How and when did you become involved with Pride of the Ocean?
I was an invited guest on their Bermuda Cruise last year. I had just completed I Stand Corrected and submitted it for their consideration. It was accepted and shown on the cruise. I met the most amazing people on that trip and loved the concept of a film festival at sea.
What is a Pride of the Ocean cruise like, and how does it differ from lesbian cruises
Well, the main difference is that there are gay men on the trip, which is wonderful. You haven’t truly had a gay vacation until you travel with a group of fun gay men! The amount of men and women attending was pretty equal. You have the option to attend all the screenings and workshops or just do your own thing. And you get to meet and mingle with the filmmakers throughout the trip. I liked it so much, we are offering it as a Women On A Roll trip this year! So, there will be lots of ladies on board! And of course, I am honored to chosen as the recipient of their Body of Work this year.

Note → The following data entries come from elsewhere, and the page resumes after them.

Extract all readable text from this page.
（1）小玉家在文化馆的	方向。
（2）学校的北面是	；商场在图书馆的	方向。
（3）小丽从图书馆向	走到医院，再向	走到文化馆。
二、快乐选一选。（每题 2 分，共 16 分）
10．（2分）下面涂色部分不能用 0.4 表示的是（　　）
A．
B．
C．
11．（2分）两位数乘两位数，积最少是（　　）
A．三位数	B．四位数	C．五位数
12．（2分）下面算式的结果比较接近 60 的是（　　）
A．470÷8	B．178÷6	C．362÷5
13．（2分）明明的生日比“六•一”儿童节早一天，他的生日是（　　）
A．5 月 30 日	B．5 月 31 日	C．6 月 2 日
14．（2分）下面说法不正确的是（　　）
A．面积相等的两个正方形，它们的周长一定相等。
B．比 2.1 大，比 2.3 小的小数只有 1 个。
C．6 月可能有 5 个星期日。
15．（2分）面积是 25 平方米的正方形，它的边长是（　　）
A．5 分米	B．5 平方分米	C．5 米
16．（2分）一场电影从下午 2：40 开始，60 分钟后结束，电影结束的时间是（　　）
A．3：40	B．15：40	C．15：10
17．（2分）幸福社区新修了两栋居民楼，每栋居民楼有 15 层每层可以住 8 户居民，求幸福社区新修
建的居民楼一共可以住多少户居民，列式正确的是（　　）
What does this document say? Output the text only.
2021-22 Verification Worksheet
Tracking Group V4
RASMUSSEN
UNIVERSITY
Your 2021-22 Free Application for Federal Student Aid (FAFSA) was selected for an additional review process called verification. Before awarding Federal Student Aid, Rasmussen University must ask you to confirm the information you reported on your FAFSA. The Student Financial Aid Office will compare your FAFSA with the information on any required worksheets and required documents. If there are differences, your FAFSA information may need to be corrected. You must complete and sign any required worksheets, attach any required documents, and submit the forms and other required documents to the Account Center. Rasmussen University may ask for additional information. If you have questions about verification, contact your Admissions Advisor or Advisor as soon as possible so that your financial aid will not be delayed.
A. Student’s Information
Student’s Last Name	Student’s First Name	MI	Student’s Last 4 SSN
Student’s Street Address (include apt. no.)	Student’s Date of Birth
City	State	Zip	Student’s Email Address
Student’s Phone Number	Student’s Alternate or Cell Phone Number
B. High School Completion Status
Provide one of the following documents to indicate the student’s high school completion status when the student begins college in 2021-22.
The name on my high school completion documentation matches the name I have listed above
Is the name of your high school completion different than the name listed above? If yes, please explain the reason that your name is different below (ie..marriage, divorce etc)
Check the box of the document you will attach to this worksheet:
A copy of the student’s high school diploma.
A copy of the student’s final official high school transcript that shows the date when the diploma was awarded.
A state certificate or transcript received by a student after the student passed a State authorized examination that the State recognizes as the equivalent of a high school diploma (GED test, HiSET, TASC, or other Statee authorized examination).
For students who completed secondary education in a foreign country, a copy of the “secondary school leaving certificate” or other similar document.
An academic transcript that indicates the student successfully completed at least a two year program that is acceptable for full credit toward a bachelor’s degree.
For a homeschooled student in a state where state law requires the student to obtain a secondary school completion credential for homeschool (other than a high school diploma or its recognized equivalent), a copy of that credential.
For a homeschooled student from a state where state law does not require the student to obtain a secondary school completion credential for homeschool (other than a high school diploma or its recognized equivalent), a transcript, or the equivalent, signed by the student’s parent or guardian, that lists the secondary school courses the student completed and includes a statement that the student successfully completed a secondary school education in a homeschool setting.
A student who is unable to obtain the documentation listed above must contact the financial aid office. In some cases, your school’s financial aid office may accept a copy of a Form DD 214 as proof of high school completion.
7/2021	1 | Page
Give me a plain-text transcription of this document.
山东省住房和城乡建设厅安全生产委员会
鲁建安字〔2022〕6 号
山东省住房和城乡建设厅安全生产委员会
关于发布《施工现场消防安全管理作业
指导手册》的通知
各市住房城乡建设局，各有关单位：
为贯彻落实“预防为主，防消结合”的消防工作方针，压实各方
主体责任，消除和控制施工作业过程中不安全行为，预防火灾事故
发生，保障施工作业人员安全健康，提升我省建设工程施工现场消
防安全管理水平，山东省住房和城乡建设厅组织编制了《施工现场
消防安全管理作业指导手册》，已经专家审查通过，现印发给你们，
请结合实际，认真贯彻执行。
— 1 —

What’s coming up for you in 2013?
I just wrapped production on a short film that will be playing in film festivals. I’m very excited about it because it’s the first narrative I directed. It’s called Seamless and it’s extremely funny! It’s written by and Matthew Moore and stars Carlease Burke (Shameless, In Her Shoes) and Mindy Sterling (Austin Powers, Groundlings). I also started another documentary last year and hope to complete it before year end. It’s called Family Untied and it focuses on the Florida laws during the years Anita Bryant’s anti-gay campaign was in full force. Ronni Sanlo, an activist is the subject in which the story is told. She lost custody of her two children when she came out as lesbian in Florida in the late ’70s. It will be narrated by Meredith Baxter.